Update: the "select in" strategy is now implemented in SQLAlchemy (since version 1.2): see Downloading the IN load in the documentation.
TL; DR:
I think that the joint joinedload should be used where possible, as it is more efficient than other strategies, including the strategy proposed in the question for loading related data using the "IN" operator.
The "IN" strategy can be fairly easily implemented "outside" of SQLAlchemy (see the code below), and probably it should not be difficult to implement it as a new loading strategy (since it is logically similar to the existing subqueryload strategy).
Full version:
I started with a simple experiment to see the queries created by different strategies.
The full source code for the experiment is on Github .
My models look like this:
class Author(ModelBase): __tablename__ = 'authors' id = Column(Integer, primary_key=True, nullable=False) name = Column(String(255)) class Book(ModelBase): __tablename__ = 'books' id = Column(Integer, primary_key=True) name = Column(String) author_id = Column(Integer, ForeignKey('authors.id')) author = relationship( 'Author', backref=backref('books'))

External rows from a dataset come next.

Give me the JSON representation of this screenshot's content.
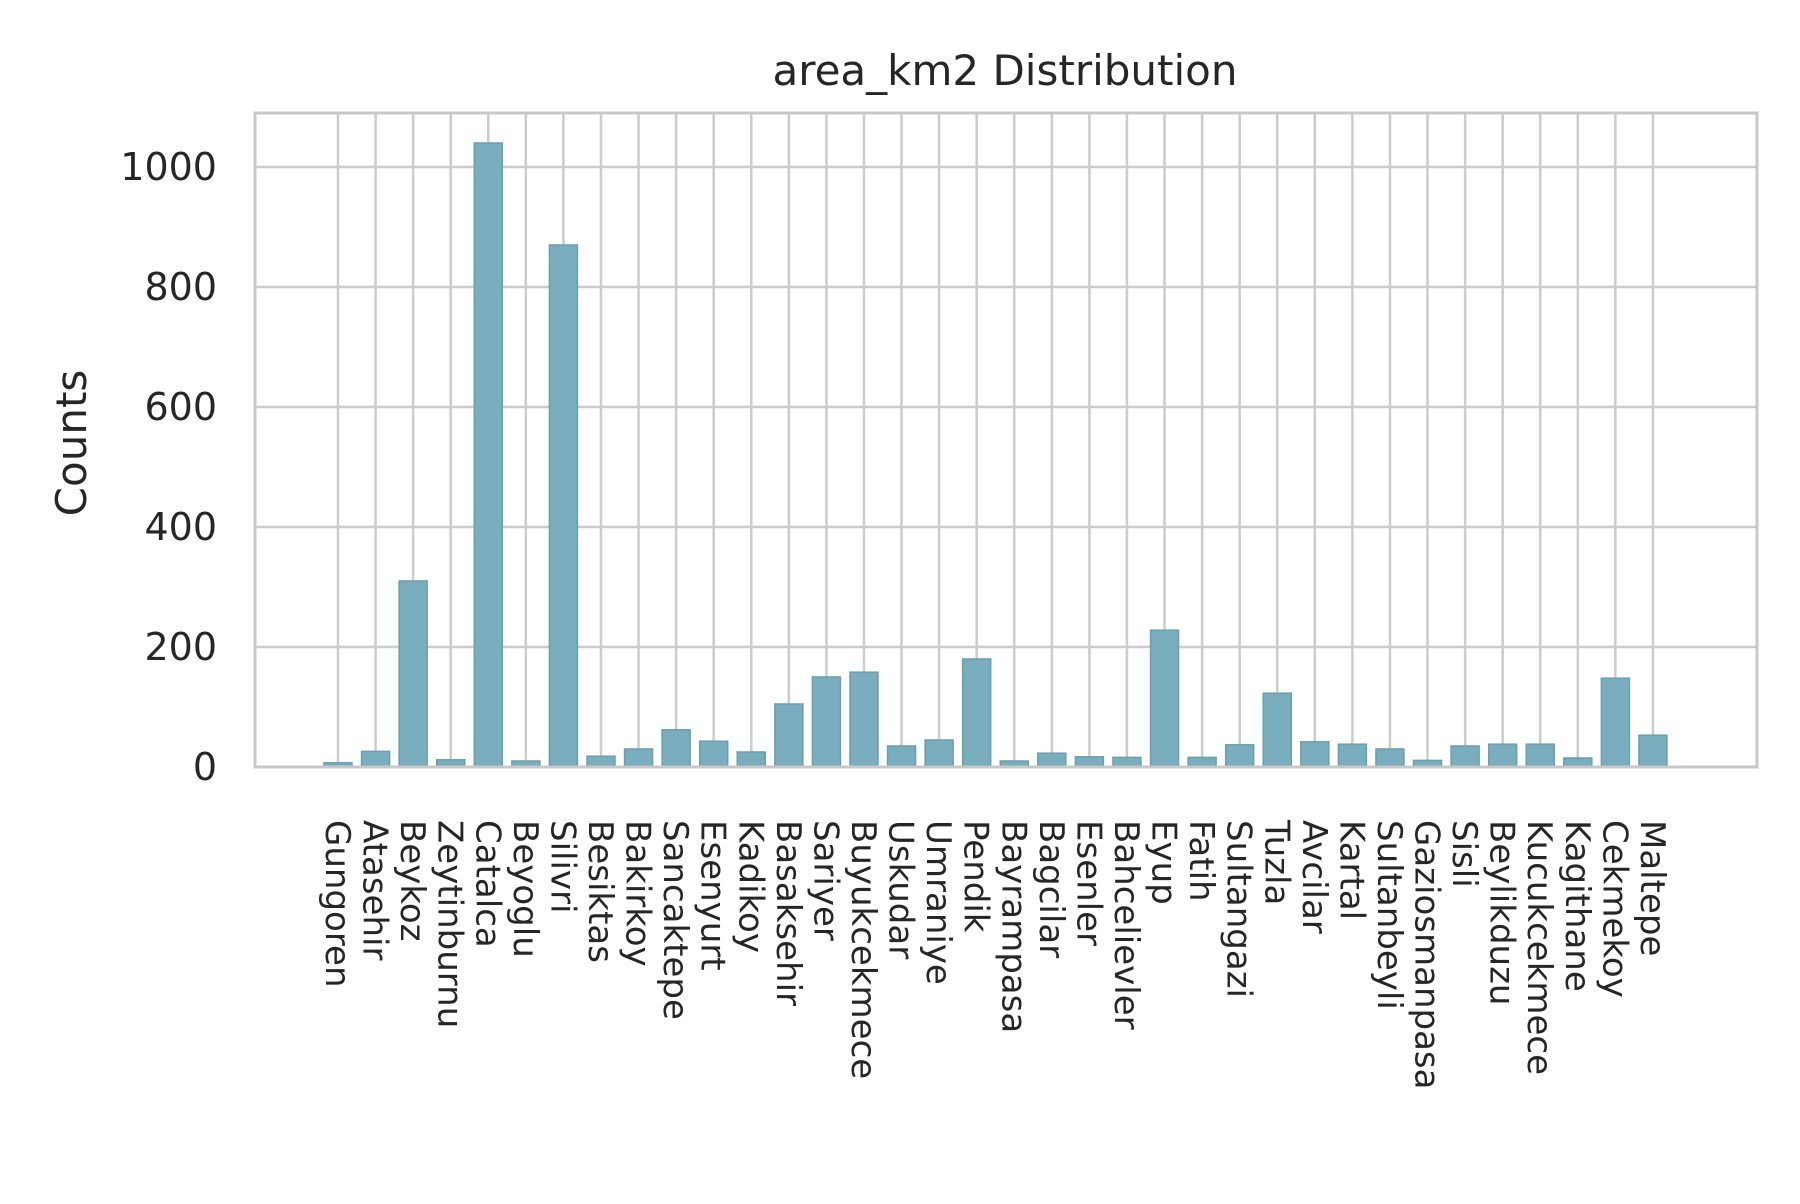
{
  "chart_data": {
    "type": "bar",
    "title": "area_km2 Distribution",
    "xlabel": "",
    "ylabel": "Counts",
    "ylim": [
      0,
      1090
    ],
    "yticks": [
      0,
      200,
      400,
      600,
      800,
      1000
    ],
    "grid": true,
    "bar_color": "#7aadbd",
    "categories": [
      "Gungoren",
      "Atasehir",
      "Beykoz",
      "Zeytinburnu",
      "Catalca",
      "Beyoglu",
      "Silivri",
      "Besiktas",
      "Bakirkoy",
      "Sancaktepe",
      "Esenyurt",
      "Kadikoy",
      "Basaksehir",
      "Sariyer",
      "Buyukcekmece",
      "Uskudar",
      "Umraniye",
      "Pendik",
      "Bayrampasa",
      "Bagcilar",
      "Esenler",
      "Bahcelievler",
      "Eyup",
      "Fatih",
      "Sultangazi",
      "Tuzla",
      "Avcilar",
      "Kartal",
      "Sultanbeyli",
      "Gaziosmanpasa",
      "Sisli",
      "Beylikduzu",
      "Kucukcekmece",
      "Kagithane",
      "Cekmekoy",
      "Maltepe"
    ],
    "values": [
      7,
      26,
      310,
      12,
      1040,
      10,
      870,
      18,
      30,
      62,
      43,
      25,
      105,
      150,
      158,
      35,
      45,
      180,
      10,
      23,
      17,
      16,
      228,
      16,
      37,
      123,
      42,
      38,
      30,
      11,
      35,
      38,
      38,
      15,
      148,
      53
    ]
  }
}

Now tests, lazy loading first:
books = session.query(Book).all() print books[0].author.name session.commit()
Conclusion (cleaned out):
-------------Lazy-------------- sqlalchemy.engine.base.Engine: SELECT books.id AS books_id, books.name AS books_name, books.author_id AS books_author_id FROM books SELECT authors.id AS authors_id, authors.name AS authors_name FROM authors WHERE authors.id = ? INFO:sqlalchemy.engine.base.Engine:(1,) author1
As expected, delayed loading launches one request for fetching books and one request each time we contact the author.
Subquery loading:
books = session.query(Book).options(subqueryload(Book.author)).all() print books[0].author.name session.commit() -------------Subquery---------- SELECT books.id AS books_id, books.name AS books_name, books.author_id AS books_author_id FROM books SELECT authors.id AS authors_id, authors.name AS authors_name, anon_1.books_author_id AS anon_1_books_author_id FROM ( SELECT DISTINCT books.author_id AS books_author_id FROM books) AS anon_1 JOIN authors ON authors.id = anon_1.books_author_id ORDER BY anon_1.books_author_id author1
For a subquery, we have two queries: first a selection of books, and another selection of authors using a subquery.
Attached Download:
books = session.query(Book).options(joinedload(Book.author)).all() print books[0].author.name session.commit() -------------Joined------------ SELECT books.id AS books_id, books.name AS books_name, books.author_id AS books_author_id, authors_1.id AS authors_1_id, authors_1.name AS authors_1_name FROM books LEFT OUTER JOIN authors AS authors_1 ON authors_1.id = books.author_id author1
The combined strategy launches just one request to get both books and authors.
Immediate download:
books = session.query(Book).options(immediateload(Book.author)).all() print books[0].author.name session.commit() -------------Immediate--------- SELECT books.id AS books_id, books.name AS books_name, books.author_id AS books_author_id FROM books SELECT authors.id AS authors_id, authors.name AS authors_name FROM authors WHERE authors.id = ? INFO:sqlalchemy.engine.base.Engine:(1,) SELECT authors.id AS authors_id, authors.name AS authors_name FROM authors WHERE authors.id = ? INFO:sqlalchemy.engine.base.Engine:(2,) author1
And the immediate strategy loads the books with the first query, and then, when we try to access the relation, it selects all the related data with a separate query for each related record.
It seems that "joinload ()" should be the most efficient in most cases (and more efficient than the "IN" strategy) - we just get all the data in one request.
Now let's try to implement the IN strategy outside of SQL alchemy:
print '-------------IN----------------' books = session.query(Book).all() ids = set() for b in books: ids.add(b.author_id) authors = session.query(Author).filter(Author.id.in_(ids)).all() print books[0].author.name print books[1].author.name print books[2].author.name print books[3].author.name
Exit:
-------------IN---------------- SELECT books.id AS books_id, books.name AS books_name, books.author_id AS books_author_id FROM books SELECT authors.id AS authors_id, authors.name AS authors_name FROM authors WHERE authors.id IN (?, ?) INFO:sqlalchemy.engine.base.Engine:(1, 2) author1 author1 author2 author2
As we can see, it launches two requests, and then we can access all the authors.
Please note that we do not explicitly attach authors to books, but this still works when we try to access authors through books, because SQLAlchemy finds author entries in the internal identity map and does not start additional database queries.
The βINβ strategy code, similar to the one above, can be generalized into a function that can be used with any model / relation. And, probably, the βINβ strategy should be relatively easy to implement as a new SQLAlchemy strategy, it is similar to the existing subqueryloading - it also has to execute a second query to get the associated data.